By Darby Kendall
Susan Bakewell-Sachs, Ph.D., RN, FAAN, vice president for Nursing Affairs and dean at the OHSU School of Nursing, is passionate about the advanced education and specialized expertise that define modern practice at the OHSU School of Nursing. Her efforts as dean include supporting the 30-30-30 initiative, a program that is strengthening nursing in Oregon by expanding access to education, boosting student diversity and graduating more nurses in key clinical areas. OHSU-trained nurses deliver complex care and serve as essential partners in advancing health outcomes across Oregon and beyond.
Here are some highlights from Bakewell-Sachs speaking at a recent conference on the hallmark OHSU School of Nursing programs that meet patients within their communities to provide innovative care.
Transcript
Registered nurses and advanced practice nurses are very essential members of our health care teams.
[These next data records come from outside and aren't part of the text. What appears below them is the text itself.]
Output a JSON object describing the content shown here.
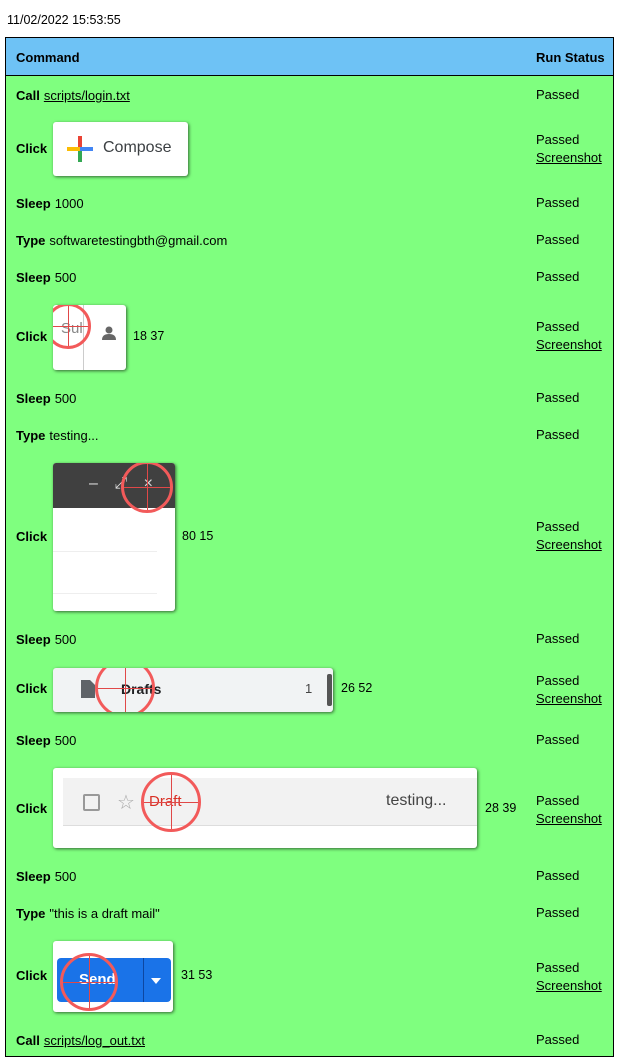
{
  "timestamp": "11/02/2022 15:53:55",
  "header": {
    "command": "Command",
    "run_status": "Run Status"
  },
  "rows": [
    {
      "action": "Call",
      "arg": "scripts/login.txt",
      "status": "Passed"
    },
    {
      "action": "Click",
      "thumb_text": "Compose",
      "status": "Passed",
      "screenshot": "Screenshot"
    },
    {
      "action": "Sleep",
      "arg": "1000",
      "status": "Passed"
    },
    {
      "action": "Type",
      "arg": "softwaretestingbth@gmail.com",
      "status": "Passed"
    },
    {
      "action": "Sleep",
      "arg": "500",
      "status": "Passed"
    },
    {
      "action": "Click",
      "thumb_text": "Sul",
      "coords": "18 37",
      "status": "Passed",
      "screenshot": "Screenshot"
    },
    {
      "action": "Sleep",
      "arg": "500",
      "status": "Passed"
    },
    {
      "action": "Type",
      "arg": "testing...",
      "status": "Passed"
    },
    {
      "action": "Click",
      "thumb_text": "– ⤢ ×",
      "coords": "80 15",
      "status": "Passed",
      "screenshot": "Screenshot"
    },
    {
      "action": "Sleep",
      "arg": "500",
      "status": "Passed"
    },
    {
      "action": "Click",
      "thumb_text": "Drafts",
      "thumb_count": "1",
      "coords": "26 52",
      "status": "Passed",
      "screenshot": "Screenshot"
    },
    {
      "action": "Sleep",
      "arg": "500",
      "status": "Passed"
    },
    {
      "action": "Click",
      "thumb_text": "Draft",
      "thumb_subject": "testing...",
      "coords": "28 39",
      "status": "Passed",
      "screenshot": "Screenshot"
    },
    {
      "action": "Sleep",
      "arg": "500",
      "status": "Passed"
    },
    {
      "action": "Type",
      "arg": "\"this is a draft mail\"",
      "status": "Passed"
    },
    {
      "action": "Click",
      "thumb_text": "Send",
      "coords": "31 53",
      "status": "Passed",
      "screenshot": "Screenshot"
    },
    {
      "action": "Call",
      "arg": "scripts/log_out.txt",
      "status": "Passed"
    }
  ],
  "colors": {
    "header_bg": "#6ec2f5",
    "table_bg": "#7fff7f",
    "target_ring": "#f25a5a",
    "send_blue": "#1a73e8"
  }
}
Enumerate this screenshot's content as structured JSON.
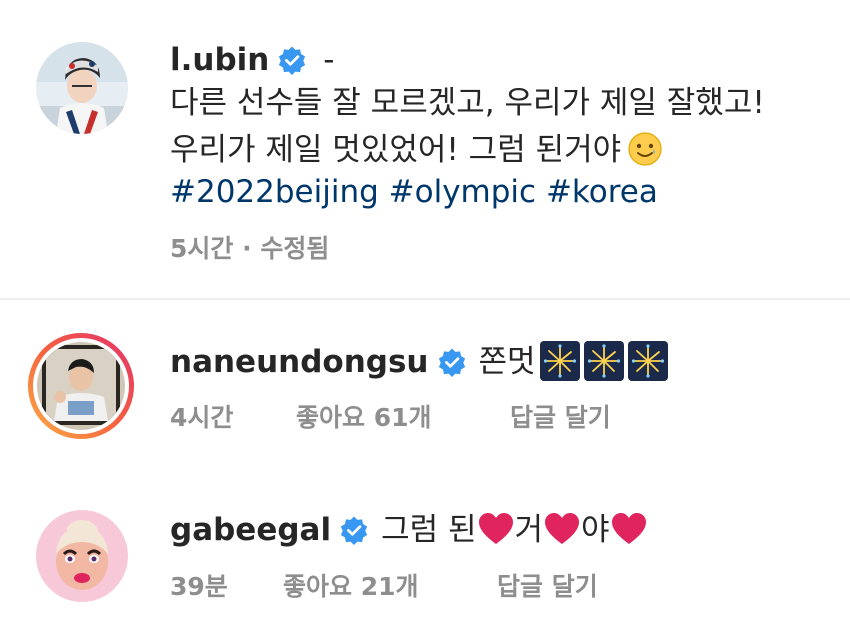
{
  "post": {
    "username": "l.ubin",
    "after_username": " -",
    "caption_line1": "다른 선수들 잘 모르겠고, 우리가 제일 잘했고!",
    "caption_line2": "우리가 제일 멋있었어! 그럼 된거야",
    "caption_emoji": "smiling-face-with-tear",
    "hashtags": [
      "#2022beijing",
      "#olympic",
      "#korea"
    ],
    "time": "5시간",
    "separator": "·",
    "edited": "수정됨"
  },
  "comments": [
    {
      "username": "naneundongsu",
      "text": "쫀멋",
      "emojis": [
        "fireworks",
        "fireworks",
        "fireworks"
      ],
      "time": "4시간",
      "likes": "좋아요 61개",
      "reply": "답글 달기"
    },
    {
      "username": "gabeegal",
      "text_parts": [
        "그럼 된",
        "거",
        "야"
      ],
      "emojis": [
        "red-heart",
        "red-heart",
        "red-heart"
      ],
      "time": "39분",
      "likes": "좋아요 21개",
      "reply": "답글 달기"
    }
  ],
  "colors": {
    "verified": "#3897f0",
    "hashtag": "#00376b",
    "meta": "#8e8e8e",
    "story_ring_start": "#fcaf45",
    "story_ring_end": "#e1306c",
    "heart": "#e0245e"
  }
}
We’re often referred to as the backbone of the health care system, and the reality is that health care could not be delivered without nurses.
Susan Bakewell-Sachs is vice president for Nursing Affairs, professor and dean at the OHSU School of Nursing. Dr. Bakewell-Sachs has a clinical background as a pediatric nurse practitioner and is a nationally recognized expert in nursing education. Her efforts as dean include supporting the 30-30-30 initiative, a program that is strengthening nursing in Oregon by expanding access to education, boosting student diversity and graduating more nurses in key clinical areas. Here are some highlights from Dr. Bakewell-Sachs speaking at a recent conference on the hallmark OHSU School of Nursing programs that meet patients within their communities to provide innovative care.
If you were to ask entering baccalaureate students why they want to be nurses, you would commonly hear a couple of things. One, I want to help people. I want to care for people, and I want to make a difference. So through our programs, they become professional caregivers with the knowledge, skills and competencies to save lives, improve health, improve health care, teach and translate and discover new knowledge.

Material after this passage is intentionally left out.